Bracketing each episode with the writer personally speaking in close framing meant that viewers felt like Serling was telling them a story, individually. There was no invisible writer’s room, or simple logo leading into The Twilight Zone—it was Serling himself, guiding you into his narrative, and then checking in with you at the end with final thoughts.
Those final thoughts usually came after another design principle we still foreground in content creation today: surprise. The only thing predictable in The Twilight Zone was its unpredictability, as Serling loved to turn the tables on his viewers in the last minutes of his episodes.
From studying the science that went into TruScribe’s guiding principles of Scribology, we know that surprise causes a release of dopamine. That dopamine, aside from being pleasurable, causes the brain to become and remain curious. For The Twilight Zone, it meant a cascade of engagement, both within episodes and between them—viewers loved to try to figure out Serling’s twist before it happened, and they couldn’t wait until the next episode for a brand new host of surprises.
Development of a Distinctive Voice
Then, there’s Serling’s mastery of the principle of voice. If you’re familiar with The Twilight Zone, Night Gallery, or any of Serling’s appearances, you’ll recognize his distinctive tone: a tight, mid-range staccato that made him both unique and classically authoritative. Voice, as a principle, means finding the right narrator for your message; Serling’s slightly weird, thoroughly engrossing delivery was exactly that.
In his own voice, then, consider the following quote: “Whenever you write, whatever you write, never make the mistake of assuming the audience is any less intelligent than you are.”
Serling believed his viewers were capable, motivated seekers of entertainment.
He trusted Americans to understand his simple dramas as statements on broader, real-world issues.
He trusted them to keep watching without the reassurance of continuing plotlines and characters.
He trusted them to listen to him at each episode’s end, and give his perspective a fair shake.
And he trusted them to heed his call to action.
That call, by the way, if there was just one that applied to the entirety of The Twilight Zone, might best be summed up in Serling’s statement that “I was deeply interested in conveying what is a deeply felt conviction of my own. This is simply to suggest that human beings must involve themselves in the anguish of other human beings. This, I submit to you, is not a political thesis at all. It is simply an expression of what I would hope might be ultimately a simple humanity for humanity’s sake.”
Serling was a messenger, and that message was that inequality and cruelty should be exposed and rectified. He used his natural storytelling ability to weave this message into the fantastical Twilight Zone and virtually all of his work.
At TruScribe, we follow many of the design principles that Serling did to create our whiteboard content. Many of those principles—message, story, framing, surprise, voice—have direct analogs in our principles of Scribology.
Share an Important Message
Yet Serling wasn’t a master purely through technical ability. Rod Serling and his Twilight Zone continue to resonate with modern audiences because of his passion. That message, “a simple humanity for humanity’s sake,” remains just as relevant today as it did when he spoke about it.

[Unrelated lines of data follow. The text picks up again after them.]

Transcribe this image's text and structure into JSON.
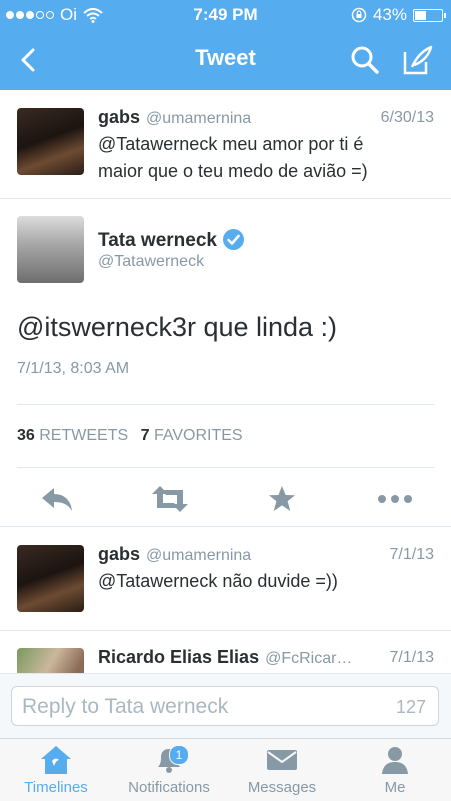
{
  "status_bar": {
    "carrier": "Oi",
    "time": "7:49 PM",
    "battery": "43%",
    "battery_level": 0.43
  },
  "nav": {
    "title": "Tweet",
    "icons": [
      "back-icon",
      "search-icon",
      "compose-icon"
    ]
  },
  "parent_tweet": {
    "name": "gabs",
    "handle": "@umamernina",
    "date": "6/30/13",
    "text_line1": "@Tatawerneck meu amor por ti é",
    "text_line2": "maior que o teu medo de avião =)"
  },
  "main_tweet": {
    "name": "Tata werneck",
    "handle": "@Tatawerneck",
    "text": "@itswerneck3r que linda :)",
    "timestamp": "7/1/13, 8:03 AM",
    "retweets_count": "36",
    "retweets_label": "RETWEETS",
    "favorites_count": "7",
    "favorites_label": "FAVORITES",
    "actions": [
      "reply-icon",
      "retweet-icon",
      "favorite-icon",
      "more-icon"
    ]
  },
  "replies": [
    {
      "name": "gabs",
      "handle": "@umamernina",
      "date": "7/1/13",
      "text": "@Tatawerneck não duvide =))"
    },
    {
      "name": "Ricardo Elias Elias",
      "handle": "@FcRicar…",
      "date": "7/1/13"
    }
  ],
  "reply_box": {
    "placeholder": "Reply to Tata werneck",
    "count": "127"
  },
  "tab_bar": {
    "tabs": [
      {
        "label": "Timelines",
        "icon": "home-icon",
        "active": true
      },
      {
        "label": "Notifications",
        "icon": "bell-icon",
        "badge": "1"
      },
      {
        "label": "Messages",
        "icon": "envelope-icon"
      },
      {
        "label": "Me",
        "icon": "person-icon"
      }
    ]
  },
  "colors": {
    "accent": "#55acee",
    "muted": "#8899a6",
    "text": "#292f33"
  }
}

Serling was a creator who cared, deeply. He was also a creator who knew exactly which design and writing tools to use to bring those cares to an audience he trusted. He believed in the people he was writing for, and he believed he could make a difference.
Let’s close with one final statement from the man himself.
Submitted for your approval: “It has been forever thus: So long as men write what they think, then all of the other freedoms—all of them—may remain intact. And it is then that writing becomes a weapon of truth, an article of faith, an act of courage.”